Jax looked at River, still smiling, but he wasn't. His eyes had turned serious. “If they find out you've been helping me, accepting the job might not even be an option anymore.”

“Then it was never meant to be,” she said, but she kept her eyes averted. She was growing fond of this stupid little town. And that dumb-ass little police department.

“I know you want the job, Cassandra,” River said softly. “You don't have to pretend you don't care.”

“It's not important. Not in the scheme of things. I can get a job anywhere.” She met his eyes, but she wasn't fooling him. They both knew it was a lie. “You've only got one life, River, and we can't blow our shot at saving it just to pad my chances at landing a job.”

“Even if it is your dream job?”

She sent him a look. “Stop it.”

“I'm really sorry, you know. I never meant to drag you into any of this.”

“You didn't drag me anywhere. Except out of a frozen pond.”

He sighed and shifted position on the sofa. “I wish I could undo it.”

“What? Pulling me out of the pond?” She set a throw pillow on the coffee table. Then she crouched on the floor and slid her hands around his calf, lifted his leg and rested it on the pillow.

“Getting you involved in my mess. It's dangerous, Cassandra, and if anything happens to you—”

“Nothing's going to happen to me.”

“I'd leave if I thought it would help.”

“I wouldn't let you.”

“You wouldn't stop me.” He held her eyes.
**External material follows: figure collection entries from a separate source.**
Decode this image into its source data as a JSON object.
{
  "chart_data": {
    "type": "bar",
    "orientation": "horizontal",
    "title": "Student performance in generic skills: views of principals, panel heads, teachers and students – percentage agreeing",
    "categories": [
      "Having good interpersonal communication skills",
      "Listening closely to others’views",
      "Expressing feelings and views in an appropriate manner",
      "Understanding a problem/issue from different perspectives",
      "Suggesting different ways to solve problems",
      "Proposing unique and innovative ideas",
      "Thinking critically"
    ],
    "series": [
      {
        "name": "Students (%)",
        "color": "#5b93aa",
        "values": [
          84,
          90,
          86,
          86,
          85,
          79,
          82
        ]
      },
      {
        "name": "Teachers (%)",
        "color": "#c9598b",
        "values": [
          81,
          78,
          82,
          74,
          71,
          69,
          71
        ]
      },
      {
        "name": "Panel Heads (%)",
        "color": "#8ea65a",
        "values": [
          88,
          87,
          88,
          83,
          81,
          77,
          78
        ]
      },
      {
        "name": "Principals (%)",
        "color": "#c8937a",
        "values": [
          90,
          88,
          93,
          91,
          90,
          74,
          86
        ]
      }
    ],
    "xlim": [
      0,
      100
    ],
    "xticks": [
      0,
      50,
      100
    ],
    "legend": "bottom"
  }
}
His were so intense they almost made her squirm. She didn't like that kind of intensity in a man's eyes—not when they were looking at her. It wasn't good. She told herself that. But herself wasn't listening. She felt warm all over when he looked at her that way. And she wanted him. Every time she got close to this man, she wanted him.

“But at this point,” he added, “I think it's too late. I think whoever burned that storage unit and broke in here the other night knows you're helping me. And that puts you at risk.”

She shrugged. “So you're not gonna leave because you want to stick around and play the hero? Look out for me?”

He made a face. “Yeah, I know. You're more likely to do that for me than I am for you, but a guy has to have his delusions.”

She nodded. “How's the leg?”

“Hurts like hell. But I'll be all right.”